Too rich to buy his own car
Three weeks ago I wrote about ‘Anna’, a cleaner at University who earns too little for the work she does. It’s now time to talk about the opposite case: people who earn too much and then some more. The occasion is the sacking (‘forced resignation’) of...
Three weeks ago I wrote about ‘Anna’, a cleaner at University who earns too little for the work she does. It’s now time to talk about the opposite case: people who earn too much and then some more.
There is one thing worse than giving monkeys peanuts, and that’s giving them money- Mark-Anthony Falzon
The occasion is the sacking (‘forced resignation’) of Ray Piscopo, until recently an executive at the Malta Environment and Planning Authority. It turns out that Piscopo helped himself to four wheels too many. He happily pocketed an allowance for using his own car, even as he drove around in one that was clearly not his own. In fact his car of choice came courtesy of the taxpayer.
Which roughly means that we paid him for not using a car he in fact used, one that we paid for ourselves in the first place. That’s the easy bit.
I’m not about to lecture Piscopo on morality. The dodge was his choice and it cost him his €53,500 annual salary. It seems that he may also be asked to give us back our car money. So, all sorted then?

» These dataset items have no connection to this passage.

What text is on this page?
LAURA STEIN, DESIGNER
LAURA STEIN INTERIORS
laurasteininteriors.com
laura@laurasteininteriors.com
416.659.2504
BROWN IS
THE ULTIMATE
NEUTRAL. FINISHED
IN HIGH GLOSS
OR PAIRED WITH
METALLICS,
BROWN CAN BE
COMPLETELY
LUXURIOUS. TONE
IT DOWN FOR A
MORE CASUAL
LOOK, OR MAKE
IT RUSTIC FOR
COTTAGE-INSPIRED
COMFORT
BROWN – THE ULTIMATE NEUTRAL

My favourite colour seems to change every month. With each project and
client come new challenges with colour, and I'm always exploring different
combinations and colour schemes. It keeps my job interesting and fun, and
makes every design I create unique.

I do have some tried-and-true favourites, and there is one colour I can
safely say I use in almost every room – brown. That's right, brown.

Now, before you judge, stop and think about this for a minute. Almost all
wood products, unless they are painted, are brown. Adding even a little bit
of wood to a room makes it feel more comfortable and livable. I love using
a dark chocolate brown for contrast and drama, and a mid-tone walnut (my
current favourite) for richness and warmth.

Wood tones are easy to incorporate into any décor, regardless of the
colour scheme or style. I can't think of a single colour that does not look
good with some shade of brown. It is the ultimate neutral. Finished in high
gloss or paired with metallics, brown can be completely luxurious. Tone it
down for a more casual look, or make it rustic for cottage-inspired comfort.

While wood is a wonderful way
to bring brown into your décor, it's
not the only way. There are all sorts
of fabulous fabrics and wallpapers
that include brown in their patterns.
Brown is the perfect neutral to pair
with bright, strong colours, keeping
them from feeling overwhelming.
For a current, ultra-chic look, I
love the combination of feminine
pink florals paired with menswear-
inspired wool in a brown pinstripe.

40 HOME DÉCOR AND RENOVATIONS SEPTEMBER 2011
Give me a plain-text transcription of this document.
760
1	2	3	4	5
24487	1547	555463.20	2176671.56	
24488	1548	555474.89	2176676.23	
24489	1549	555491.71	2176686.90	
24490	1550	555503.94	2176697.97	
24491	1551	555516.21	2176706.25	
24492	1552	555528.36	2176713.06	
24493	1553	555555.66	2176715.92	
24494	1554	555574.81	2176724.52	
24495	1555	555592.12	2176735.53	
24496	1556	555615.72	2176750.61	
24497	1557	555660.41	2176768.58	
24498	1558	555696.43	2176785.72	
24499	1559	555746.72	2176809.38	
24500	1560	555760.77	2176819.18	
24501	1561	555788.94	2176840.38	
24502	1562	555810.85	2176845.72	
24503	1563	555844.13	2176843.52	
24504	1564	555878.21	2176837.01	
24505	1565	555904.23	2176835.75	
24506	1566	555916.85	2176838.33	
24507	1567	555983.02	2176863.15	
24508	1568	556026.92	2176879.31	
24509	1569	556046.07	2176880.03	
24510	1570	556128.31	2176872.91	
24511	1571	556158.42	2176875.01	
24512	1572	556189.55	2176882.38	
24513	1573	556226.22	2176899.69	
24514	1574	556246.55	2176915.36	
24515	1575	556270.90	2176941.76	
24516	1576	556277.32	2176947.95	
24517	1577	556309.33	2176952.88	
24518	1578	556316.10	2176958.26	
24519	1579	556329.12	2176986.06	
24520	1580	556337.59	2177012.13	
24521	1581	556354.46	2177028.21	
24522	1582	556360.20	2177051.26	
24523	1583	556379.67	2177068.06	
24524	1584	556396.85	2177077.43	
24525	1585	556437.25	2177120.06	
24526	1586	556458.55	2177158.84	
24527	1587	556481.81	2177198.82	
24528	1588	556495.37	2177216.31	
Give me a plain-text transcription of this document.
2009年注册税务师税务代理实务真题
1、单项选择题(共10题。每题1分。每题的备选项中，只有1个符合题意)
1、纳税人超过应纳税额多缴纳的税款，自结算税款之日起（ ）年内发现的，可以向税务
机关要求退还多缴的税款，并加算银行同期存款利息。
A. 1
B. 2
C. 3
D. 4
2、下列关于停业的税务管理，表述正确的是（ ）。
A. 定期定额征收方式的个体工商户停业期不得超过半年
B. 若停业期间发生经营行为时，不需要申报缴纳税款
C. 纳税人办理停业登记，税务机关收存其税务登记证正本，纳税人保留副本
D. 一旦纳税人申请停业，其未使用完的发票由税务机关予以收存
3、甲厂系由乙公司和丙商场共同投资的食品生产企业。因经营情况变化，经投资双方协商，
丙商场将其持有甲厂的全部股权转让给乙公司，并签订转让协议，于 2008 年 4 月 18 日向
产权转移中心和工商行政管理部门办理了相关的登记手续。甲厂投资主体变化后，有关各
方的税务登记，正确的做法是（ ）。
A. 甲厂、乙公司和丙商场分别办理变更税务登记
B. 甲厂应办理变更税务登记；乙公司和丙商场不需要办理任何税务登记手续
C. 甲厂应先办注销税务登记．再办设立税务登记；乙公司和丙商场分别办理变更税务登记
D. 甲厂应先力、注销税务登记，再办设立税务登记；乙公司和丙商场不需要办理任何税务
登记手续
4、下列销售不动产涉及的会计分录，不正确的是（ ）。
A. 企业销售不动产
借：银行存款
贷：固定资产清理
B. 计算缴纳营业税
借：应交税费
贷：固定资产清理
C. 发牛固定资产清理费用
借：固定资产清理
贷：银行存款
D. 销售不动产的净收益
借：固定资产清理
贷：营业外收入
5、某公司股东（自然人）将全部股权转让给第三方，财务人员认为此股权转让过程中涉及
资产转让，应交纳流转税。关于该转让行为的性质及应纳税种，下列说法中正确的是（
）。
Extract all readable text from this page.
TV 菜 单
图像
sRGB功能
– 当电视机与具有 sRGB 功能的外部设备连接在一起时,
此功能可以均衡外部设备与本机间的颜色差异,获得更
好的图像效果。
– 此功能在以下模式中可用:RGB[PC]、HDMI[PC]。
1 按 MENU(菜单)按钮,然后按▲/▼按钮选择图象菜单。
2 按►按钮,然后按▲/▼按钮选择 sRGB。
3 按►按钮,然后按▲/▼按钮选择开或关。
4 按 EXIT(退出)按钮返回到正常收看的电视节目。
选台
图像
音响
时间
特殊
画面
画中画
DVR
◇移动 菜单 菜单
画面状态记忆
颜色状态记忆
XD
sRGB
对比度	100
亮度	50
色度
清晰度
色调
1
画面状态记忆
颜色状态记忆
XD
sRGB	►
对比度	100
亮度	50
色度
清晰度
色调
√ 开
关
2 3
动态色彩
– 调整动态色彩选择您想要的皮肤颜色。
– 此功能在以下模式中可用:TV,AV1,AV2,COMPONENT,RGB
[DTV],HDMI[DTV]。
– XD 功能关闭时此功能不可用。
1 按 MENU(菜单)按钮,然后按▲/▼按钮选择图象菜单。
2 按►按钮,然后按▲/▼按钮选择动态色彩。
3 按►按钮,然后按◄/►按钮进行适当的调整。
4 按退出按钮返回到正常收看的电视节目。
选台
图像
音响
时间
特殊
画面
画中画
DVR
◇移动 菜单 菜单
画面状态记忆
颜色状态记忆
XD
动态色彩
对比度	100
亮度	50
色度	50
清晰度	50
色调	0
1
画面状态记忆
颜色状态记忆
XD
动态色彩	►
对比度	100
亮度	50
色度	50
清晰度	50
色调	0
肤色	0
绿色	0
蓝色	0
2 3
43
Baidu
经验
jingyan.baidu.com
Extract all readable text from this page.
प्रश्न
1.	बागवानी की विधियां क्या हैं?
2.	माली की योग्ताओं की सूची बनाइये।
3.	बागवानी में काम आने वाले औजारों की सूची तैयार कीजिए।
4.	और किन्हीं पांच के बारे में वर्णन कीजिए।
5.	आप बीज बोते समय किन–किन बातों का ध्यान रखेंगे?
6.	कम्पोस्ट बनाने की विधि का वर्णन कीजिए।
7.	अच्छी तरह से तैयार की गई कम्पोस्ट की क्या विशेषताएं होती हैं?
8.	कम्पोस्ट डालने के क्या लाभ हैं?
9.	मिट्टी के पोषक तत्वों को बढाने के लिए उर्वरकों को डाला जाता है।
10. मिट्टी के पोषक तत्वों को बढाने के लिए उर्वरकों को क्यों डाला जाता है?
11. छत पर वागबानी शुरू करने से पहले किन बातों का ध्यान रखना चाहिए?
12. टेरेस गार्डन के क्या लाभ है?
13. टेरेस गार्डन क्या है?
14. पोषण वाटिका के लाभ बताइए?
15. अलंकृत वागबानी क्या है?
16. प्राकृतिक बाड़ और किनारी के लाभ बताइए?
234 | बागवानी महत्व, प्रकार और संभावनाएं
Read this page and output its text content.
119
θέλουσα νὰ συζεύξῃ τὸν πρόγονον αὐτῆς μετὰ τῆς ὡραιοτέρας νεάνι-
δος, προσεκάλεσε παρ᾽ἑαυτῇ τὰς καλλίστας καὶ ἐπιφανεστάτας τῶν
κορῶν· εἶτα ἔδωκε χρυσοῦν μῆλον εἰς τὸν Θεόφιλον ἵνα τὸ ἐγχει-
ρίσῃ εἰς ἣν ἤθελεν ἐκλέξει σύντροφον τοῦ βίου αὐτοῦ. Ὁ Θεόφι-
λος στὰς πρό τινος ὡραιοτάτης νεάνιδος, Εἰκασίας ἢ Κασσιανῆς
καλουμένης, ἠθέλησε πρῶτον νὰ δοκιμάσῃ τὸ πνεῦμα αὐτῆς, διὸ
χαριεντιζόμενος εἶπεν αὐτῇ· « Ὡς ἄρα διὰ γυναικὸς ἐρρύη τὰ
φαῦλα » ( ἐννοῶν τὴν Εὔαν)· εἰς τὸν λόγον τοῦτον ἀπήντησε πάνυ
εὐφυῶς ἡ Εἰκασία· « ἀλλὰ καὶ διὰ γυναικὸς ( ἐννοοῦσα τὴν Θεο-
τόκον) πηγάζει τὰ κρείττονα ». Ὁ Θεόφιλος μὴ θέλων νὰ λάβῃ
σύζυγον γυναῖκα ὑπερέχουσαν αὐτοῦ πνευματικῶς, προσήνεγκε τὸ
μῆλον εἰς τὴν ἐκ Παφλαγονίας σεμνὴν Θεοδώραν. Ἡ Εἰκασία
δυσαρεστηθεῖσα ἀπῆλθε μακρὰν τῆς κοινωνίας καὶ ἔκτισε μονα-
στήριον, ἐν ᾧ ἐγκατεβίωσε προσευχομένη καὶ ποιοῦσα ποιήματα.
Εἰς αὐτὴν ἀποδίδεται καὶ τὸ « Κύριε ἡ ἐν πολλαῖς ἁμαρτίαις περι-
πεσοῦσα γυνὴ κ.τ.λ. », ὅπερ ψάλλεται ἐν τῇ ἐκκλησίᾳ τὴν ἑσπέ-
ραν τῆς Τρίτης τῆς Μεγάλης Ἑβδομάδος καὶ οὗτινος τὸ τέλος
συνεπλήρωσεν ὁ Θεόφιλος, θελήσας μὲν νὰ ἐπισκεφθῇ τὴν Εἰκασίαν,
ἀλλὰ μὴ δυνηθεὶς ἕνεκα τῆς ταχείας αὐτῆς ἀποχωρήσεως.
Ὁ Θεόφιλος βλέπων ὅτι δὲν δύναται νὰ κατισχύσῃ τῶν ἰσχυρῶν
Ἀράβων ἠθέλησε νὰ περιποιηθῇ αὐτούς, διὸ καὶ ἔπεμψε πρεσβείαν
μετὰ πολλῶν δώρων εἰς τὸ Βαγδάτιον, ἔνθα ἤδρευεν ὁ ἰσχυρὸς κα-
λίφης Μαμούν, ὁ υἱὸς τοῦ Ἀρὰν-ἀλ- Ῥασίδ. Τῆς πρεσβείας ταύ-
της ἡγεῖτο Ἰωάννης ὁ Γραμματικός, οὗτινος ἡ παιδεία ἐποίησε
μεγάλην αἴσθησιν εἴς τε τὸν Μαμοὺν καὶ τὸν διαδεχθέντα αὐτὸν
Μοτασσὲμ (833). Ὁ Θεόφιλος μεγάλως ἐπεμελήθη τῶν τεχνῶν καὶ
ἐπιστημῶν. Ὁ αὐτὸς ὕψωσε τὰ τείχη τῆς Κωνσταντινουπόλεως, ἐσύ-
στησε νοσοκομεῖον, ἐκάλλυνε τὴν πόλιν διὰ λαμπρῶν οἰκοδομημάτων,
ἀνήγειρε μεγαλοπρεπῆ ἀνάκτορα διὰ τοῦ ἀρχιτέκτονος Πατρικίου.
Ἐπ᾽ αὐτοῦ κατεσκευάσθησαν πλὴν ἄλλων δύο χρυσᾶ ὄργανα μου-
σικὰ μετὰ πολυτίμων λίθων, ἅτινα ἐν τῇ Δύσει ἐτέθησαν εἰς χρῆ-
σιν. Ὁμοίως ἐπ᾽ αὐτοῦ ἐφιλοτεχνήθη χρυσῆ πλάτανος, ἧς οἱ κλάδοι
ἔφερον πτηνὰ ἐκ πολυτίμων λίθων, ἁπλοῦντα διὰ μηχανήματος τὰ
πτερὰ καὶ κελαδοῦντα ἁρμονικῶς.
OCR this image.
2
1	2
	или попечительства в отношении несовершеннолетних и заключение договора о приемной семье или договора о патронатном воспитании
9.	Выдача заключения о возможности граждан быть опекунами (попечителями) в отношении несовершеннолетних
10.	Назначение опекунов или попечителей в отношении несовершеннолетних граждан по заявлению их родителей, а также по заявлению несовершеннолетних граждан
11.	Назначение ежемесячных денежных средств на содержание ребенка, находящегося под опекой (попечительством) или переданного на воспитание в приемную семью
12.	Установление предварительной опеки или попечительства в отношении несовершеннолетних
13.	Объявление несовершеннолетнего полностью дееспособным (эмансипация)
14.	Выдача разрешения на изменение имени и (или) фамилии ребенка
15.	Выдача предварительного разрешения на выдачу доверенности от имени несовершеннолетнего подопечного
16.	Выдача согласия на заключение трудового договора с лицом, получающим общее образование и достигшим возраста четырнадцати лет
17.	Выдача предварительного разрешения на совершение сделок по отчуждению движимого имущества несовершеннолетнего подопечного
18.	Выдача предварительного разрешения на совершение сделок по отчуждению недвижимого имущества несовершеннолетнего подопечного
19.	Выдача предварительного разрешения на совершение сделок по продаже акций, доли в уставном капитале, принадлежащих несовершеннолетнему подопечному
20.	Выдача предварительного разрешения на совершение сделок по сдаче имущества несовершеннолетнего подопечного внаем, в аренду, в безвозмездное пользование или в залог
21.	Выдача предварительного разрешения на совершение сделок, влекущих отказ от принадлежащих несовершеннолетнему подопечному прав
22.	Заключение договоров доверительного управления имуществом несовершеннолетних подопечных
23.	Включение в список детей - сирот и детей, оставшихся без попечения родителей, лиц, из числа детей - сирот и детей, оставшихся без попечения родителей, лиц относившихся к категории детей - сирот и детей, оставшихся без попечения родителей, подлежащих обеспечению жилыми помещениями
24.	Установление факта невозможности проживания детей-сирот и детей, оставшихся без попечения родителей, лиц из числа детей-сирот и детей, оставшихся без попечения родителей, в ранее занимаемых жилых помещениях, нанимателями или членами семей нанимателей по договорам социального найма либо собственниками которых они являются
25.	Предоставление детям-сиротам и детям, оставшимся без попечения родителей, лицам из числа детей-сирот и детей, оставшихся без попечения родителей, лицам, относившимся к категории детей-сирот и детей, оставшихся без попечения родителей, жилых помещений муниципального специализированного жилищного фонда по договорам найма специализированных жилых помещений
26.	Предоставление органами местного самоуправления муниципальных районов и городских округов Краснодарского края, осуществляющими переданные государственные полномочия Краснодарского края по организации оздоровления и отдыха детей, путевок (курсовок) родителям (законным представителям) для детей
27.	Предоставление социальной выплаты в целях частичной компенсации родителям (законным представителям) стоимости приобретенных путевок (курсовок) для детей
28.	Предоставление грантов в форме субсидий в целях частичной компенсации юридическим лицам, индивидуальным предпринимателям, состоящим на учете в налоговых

Not quite. I find it quite astonishing that people should be prepared to buy cars for other people, just because those other people happen to have better-paid jobs than themselves.
I spent time the other day going through the long list of readers’ comments on timesofmalta.com. Although many had negative things to say about Piscopo, very few seemed to question the idea of ‘official cars’ or ‘car allowances’.
On my part, I have sunk so low in muddled reasoning that I actually think that the more money people earn, the easier they can afford to buy and run a car. And therefore the less reason for us to provide them with one for free. Same goes for petrol, mobile phones, and such.
It’s become standard practice to cook up ‘top’ (as in self-proclaimedly so, not necessarily demanding or highly specialised) positions, hand them over to the usual suspects, and throw in salaries that would make a senior civil servant blush. And then to throw in a bunch of goodies for good measure.
Let’s call them ‘perks’, for want of a rude word. They’re essentially free gifts that (in this case) taxpayers use to lure victims to jobs that would otherwise be undesirable because they are highly paid. Drop the perks and there would be no takers for €53K a year, the logic goes.
Like I said, muddled thinking. That’s because I’m missing three highly important elements that should prove without a shadow of doubt that perks are indeed a noble way of spending public funds.
First, the zoo argument. Or as alternatively immortalised by another of Mepa’s pantheon last year, the garage version: ‘If you want an expensive car you must pay for it’. Couple of Freudian slips there: I think Austin Walker meant to say ‘good car’ – or was it ‘if you want an expensive car other people must pay for it’?
In any case I prefer the ‘If you pay peanuts you get monkeys’ variant. Which has now become a sort of Pavlovian response, a ready defence which turns out to be not terribly strong on substance.
First, there presumably is something in between ‘peanuts’ and ‘exorbitant’. That something is called ‘fair’ and has been known to attract its rightful share of functional higher apes. Second, there is one thing worse than giving monkeys peanuts, and that’s giving them money.
The second extremely important thing to keep in mind at all times is globalisation. Huge salaries and perks are necessary, the argument goes, because the mighty – unlike us parochial sods – think and act globally. Drop the freebies and they’ll just zoom off to London, Paris or New York.
Save for a very few cases that include such types as ace heart surgeons and aviation gurus, rubbish. That’s because most beneficiaries of perks are neither terribly employable globally nor particularly mobile.
It’s simply untrue that they belong in a global market. Quite the contrary in fact: most of the time the best-paid, perk-laden positions go to people who dribble their way to the top by means of an equation involving tongues and bottoms. Very local bottoms I might specify – patata ta’ Malta is a healthy choice.
How about the few that actually are employable globally and who find it easy to move? Surely freebies serve a purpose in those cases? Not necessarily. The truth is that most of us prefer to live in our home country when possible. In other words, home is perk enough.
The third crucial argument is that I’m ranting; that mine is simply a type of politics of envy; that I would happily take a free car if the University gave me one.
That the last is probably true doesn’t make it right. The first two don’t hold, not when its taxpayers’ money we’re talking about. I don’t care if captains of industry get stacks of cash and perks from their companies. For obvious reasons, I tend to reason differently when I’m paying for it.
In sum, it’s not really Piscopo’s abuse of his rights that should worry us. Rather it’s the existence of those rights in the first place.